Evasione fiscale, nel 2016 sottratti 113,3 miliardi allo Stato

Ogni 100 euro di gettito incassato dal fisco, 16 rimangono illegalmente nelle tasche degli evasori. Questo significa che nel 2016 – ultimo anno disponibile per l’elaborazione – l’evasione fiscale stimata in Italia è stata del 16 per cento. In termini assoluti, invece, sono 113,3 i miliardi di euro che in quell’anno sono stati sottratti all’erario. A dirlo è l’Ufficio studi della CGIA di Mestre che ieri ha diffuso questa nuova indagine sul sommerso nel nostro Paese.

Quello che balza agli occhi è una disparità a livello territoriale. Le realtà più a rischio, ad esempio, sono quelle del Sud: in Calabria la stima di evasione è al 24,2, in Campania è al 23,2, in Sicilia al 22,2 e in Puglia al 22 per cento. Nelle regioni del Centro-Nord, invece, la situazione desta meno preoccupazioni.

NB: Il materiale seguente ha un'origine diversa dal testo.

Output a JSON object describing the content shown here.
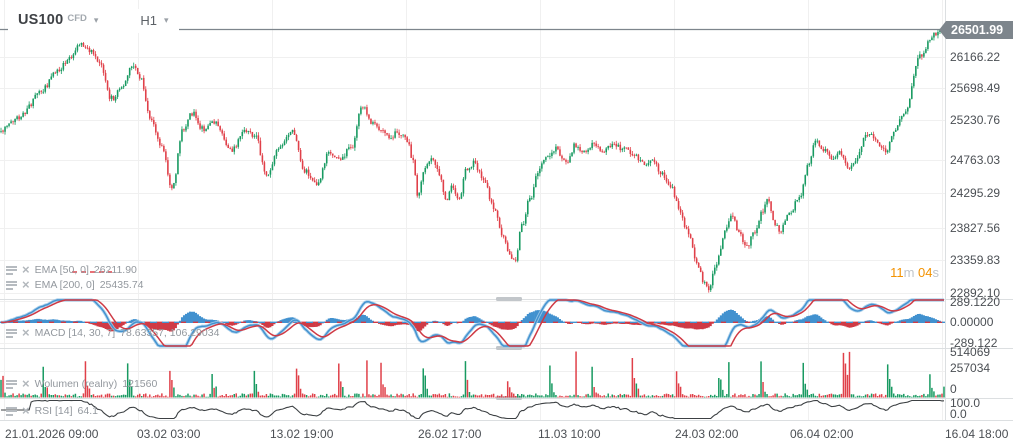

Infatti, in Veneto il tasso di evasione si attesta al 13,8 per cento, nella Provincia autonoma di Trento e in Friuli Venezia Giulia scende al 13,3, in Lombardia al 12,5 per fermarsi al 12 per cento nella Provincia autonoma di Bolzano.

Nonostante 113, 3 miliardi siano una cifra altissima, il peso dell’evasione sembra essere comunque in calo se consideriamo che l’anno prima, nel 2015, il valore stimato era di 114 miliardi (16,2 euro evasi ogni 100 versati) e nel 2014 a 118,8 miliardi (17,1 ogni 100).

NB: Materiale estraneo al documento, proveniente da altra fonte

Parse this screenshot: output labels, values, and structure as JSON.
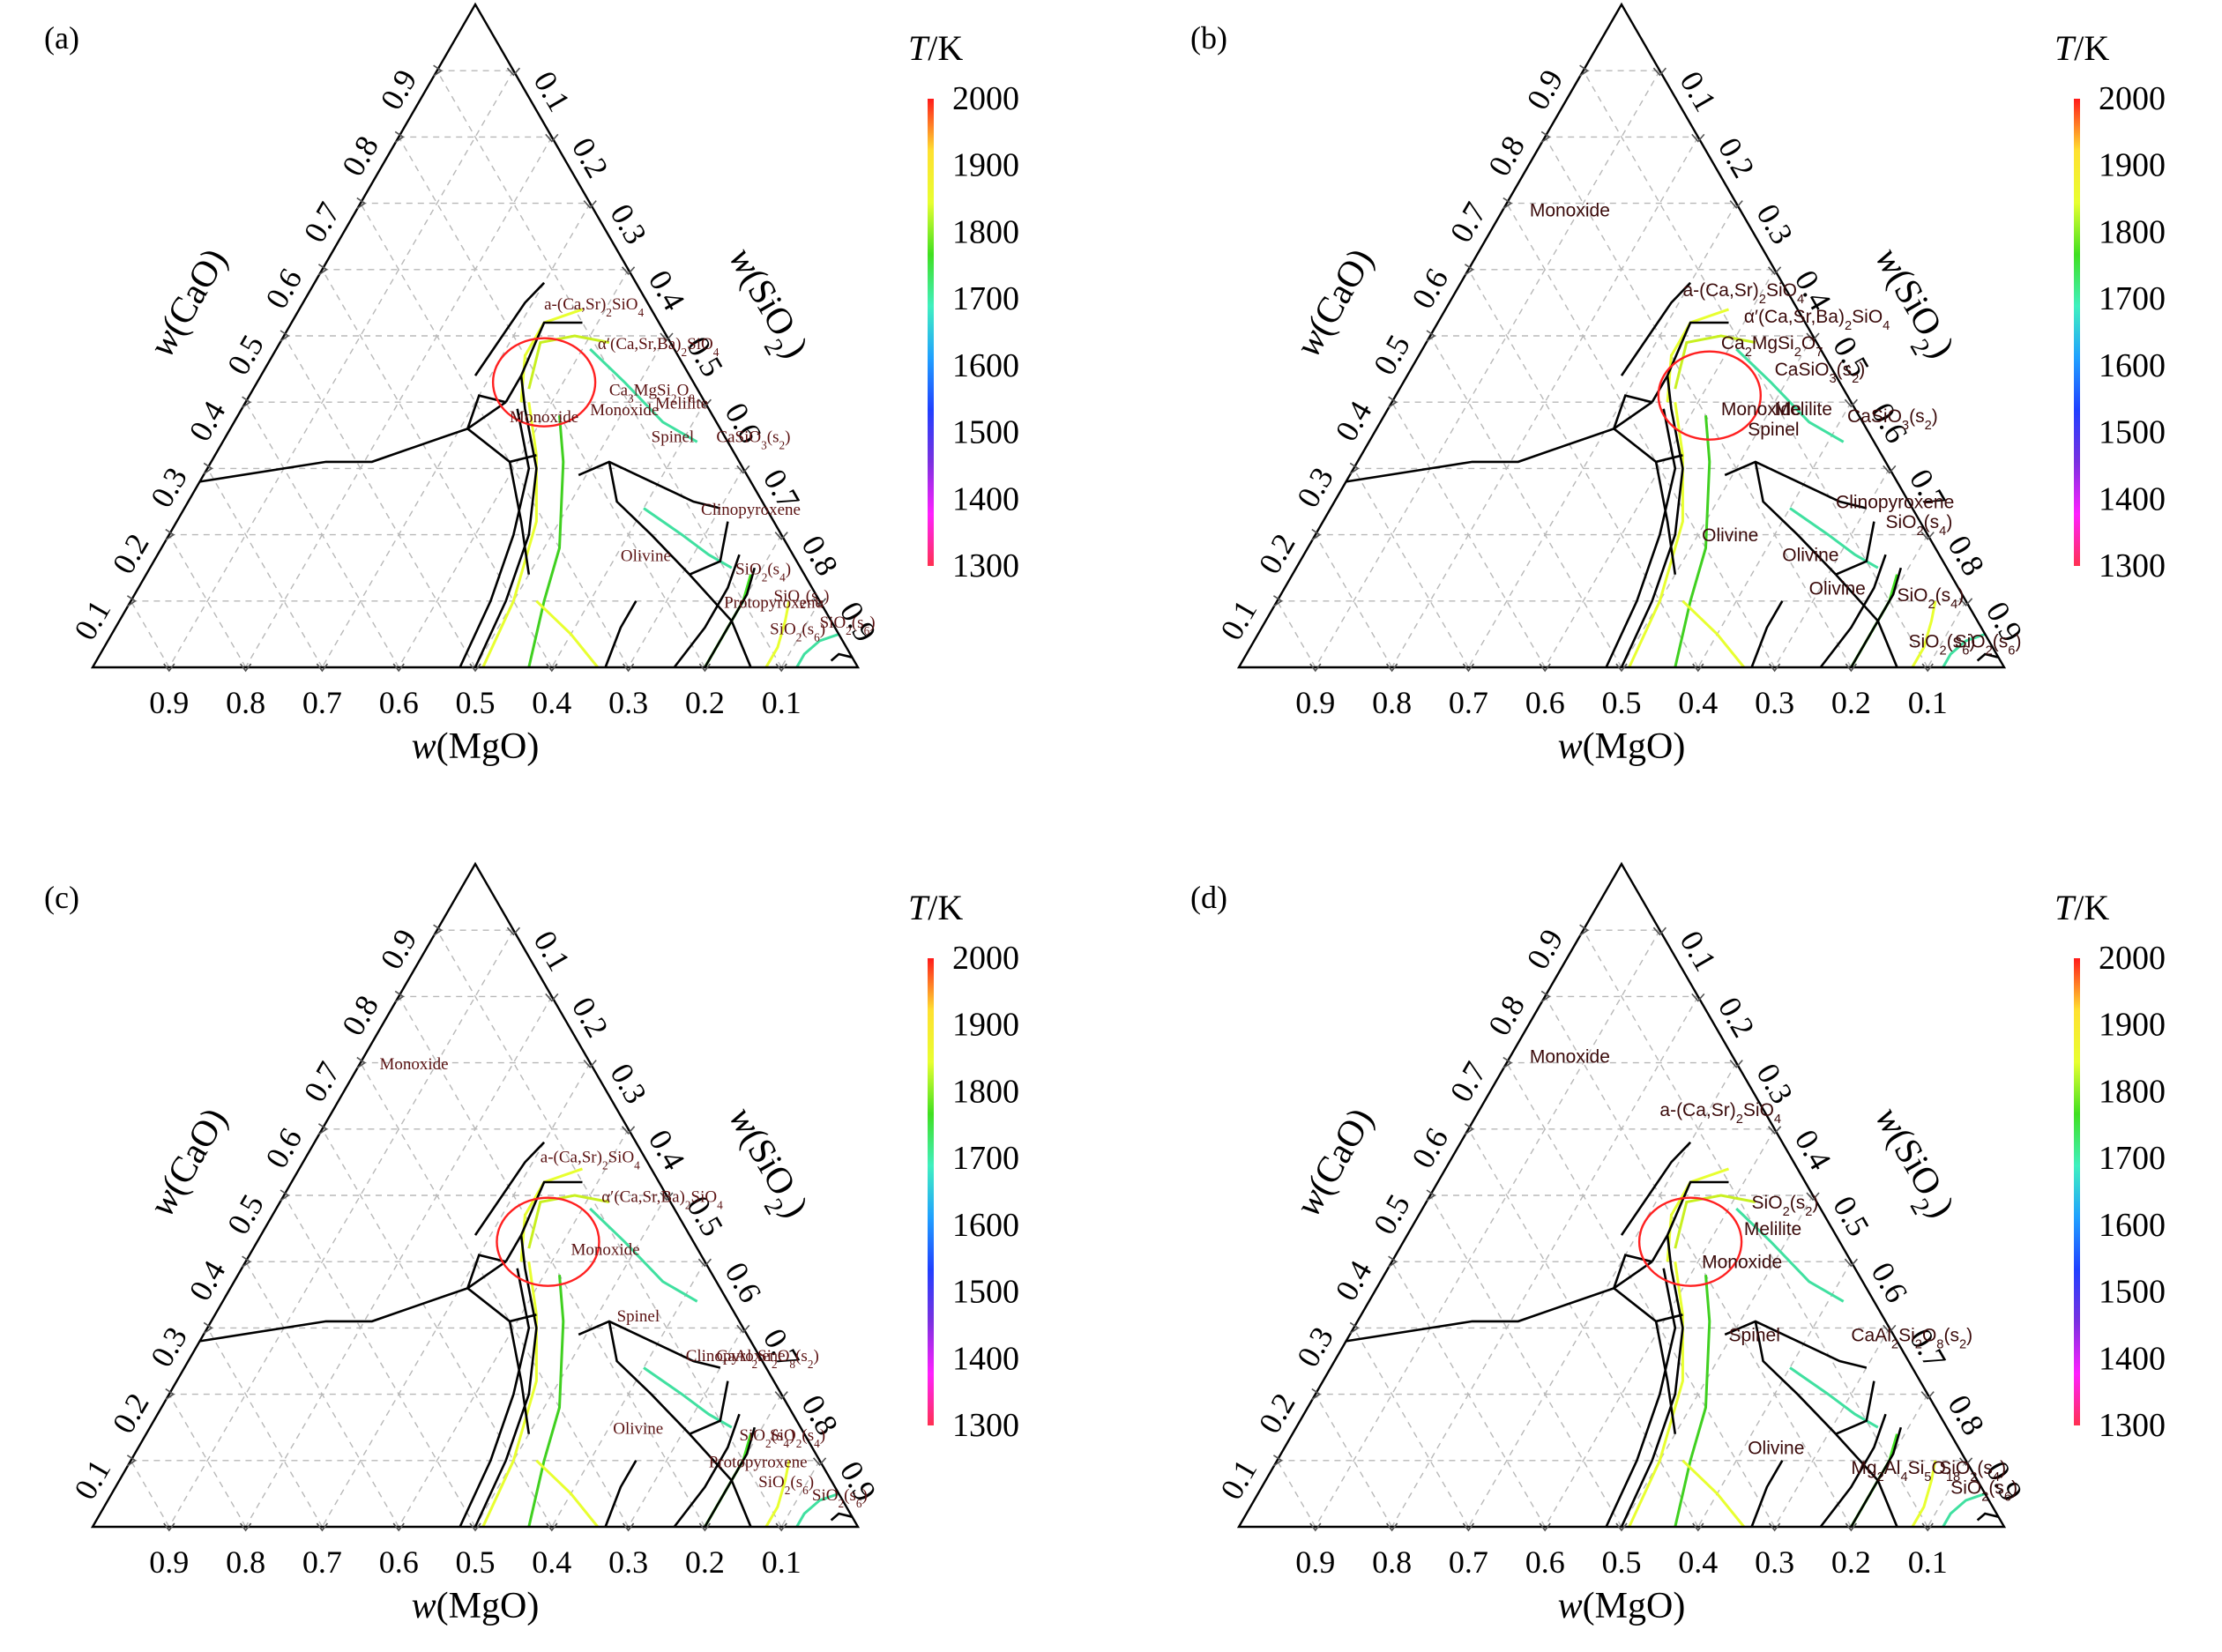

Tabella: elaborazione Cgia su dati Istat

Per combattere questa piaga sociale ed economica – sostiene il coordinatore dell’Ufficio studi Paolo Zabeo – la strada da percorrere è una sola: ridurre il peso del prelievo fiscale. In altre parole, pagare meno per pagare tutti. Ovviamente gli evasori seriali vanno perseguiti e messi nelle condizioni di non farlo più, ovunque essi si annidino, ma attenzione a non fare di tutta l’erba un fascio. Purtroppo, esiste anche un’evasione di sopravvivenza, diffusa in particolar modo al Sud, per cui non pagare le imposte ha consentito in questi ultimi anni la salvaguardia della continuità aziendale e di molti posti di lavoro”.

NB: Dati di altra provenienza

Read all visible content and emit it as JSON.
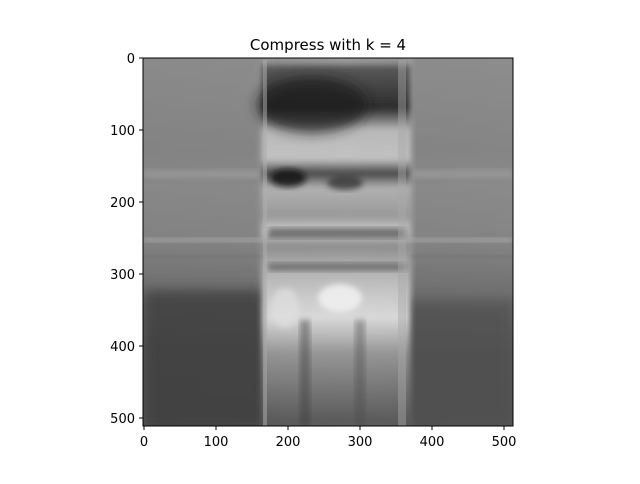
{
  "figure": {
    "title": "Compress with k = 4"
  },
  "axes": {
    "x_ticks": [
      "0",
      "100",
      "200",
      "300",
      "400",
      "500"
    ],
    "y_ticks": [
      "0",
      "100",
      "200",
      "300",
      "400",
      "500"
    ],
    "x_range": [
      0,
      512
    ],
    "y_range": [
      0,
      512
    ],
    "y_inverted": true
  },
  "image": {
    "description_colormap": "gray",
    "shape": [
      512,
      512
    ],
    "compression_rank_k": 4
  }
}
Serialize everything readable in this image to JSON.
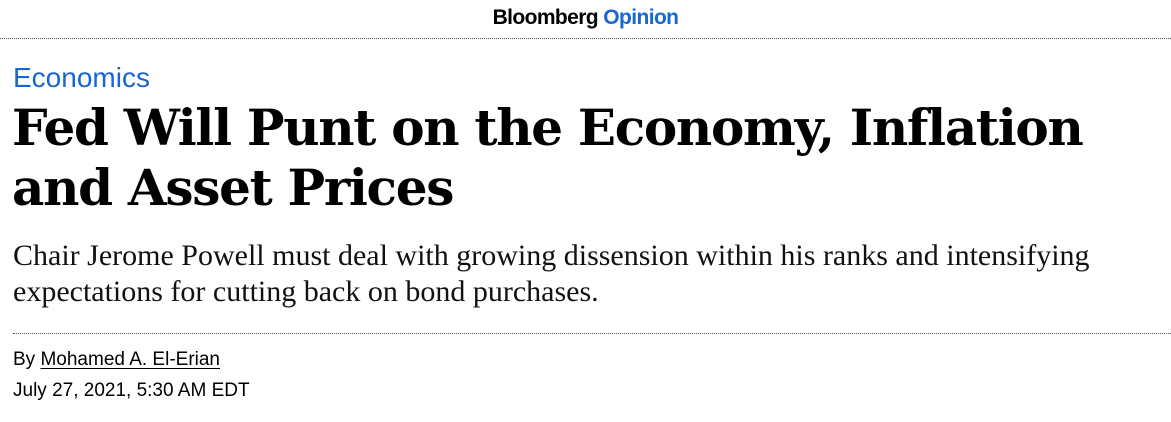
{
  "header": {
    "brand_main": "Bloomberg",
    "brand_section": "Opinion",
    "brand_section_color": "#1766d1"
  },
  "article": {
    "category": "Economics",
    "headline": "Fed Will Punt on the Economy, Inflation and Asset Prices",
    "dek": "Chair Jerome Powell must deal with growing dissension within his ranks and intensifying expectations for cutting back on bond purchases.",
    "byline_prefix": "By",
    "author": "Mohamed A. El-Erian",
    "published": "July 27, 2021, 5:30 AM EDT"
  }
}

Oltre all’eccessivo carico fiscale che grava sui contribuenti, proseguono dalla CGIA, il problema nel nostro Paese è anche il peso dell’oppressione fiscale che ostacola l’attività quotidiana, soprattutto delle imprese di piccola dimensione. Al netto delle tariffe applicate dai commercialisti per la tenuta della contabilità aziendale, secondo una indagine realizzata periodicamente dalla Presidenza del Consiglio dei Ministri, il costo della burocrazia fiscale in capo agli imprenditori (obblighi, dichiarativi, certificazione dei corrispettivi, tenuta dei registri, etc.) ammonta a circa 3 miliardi di euro all’anno.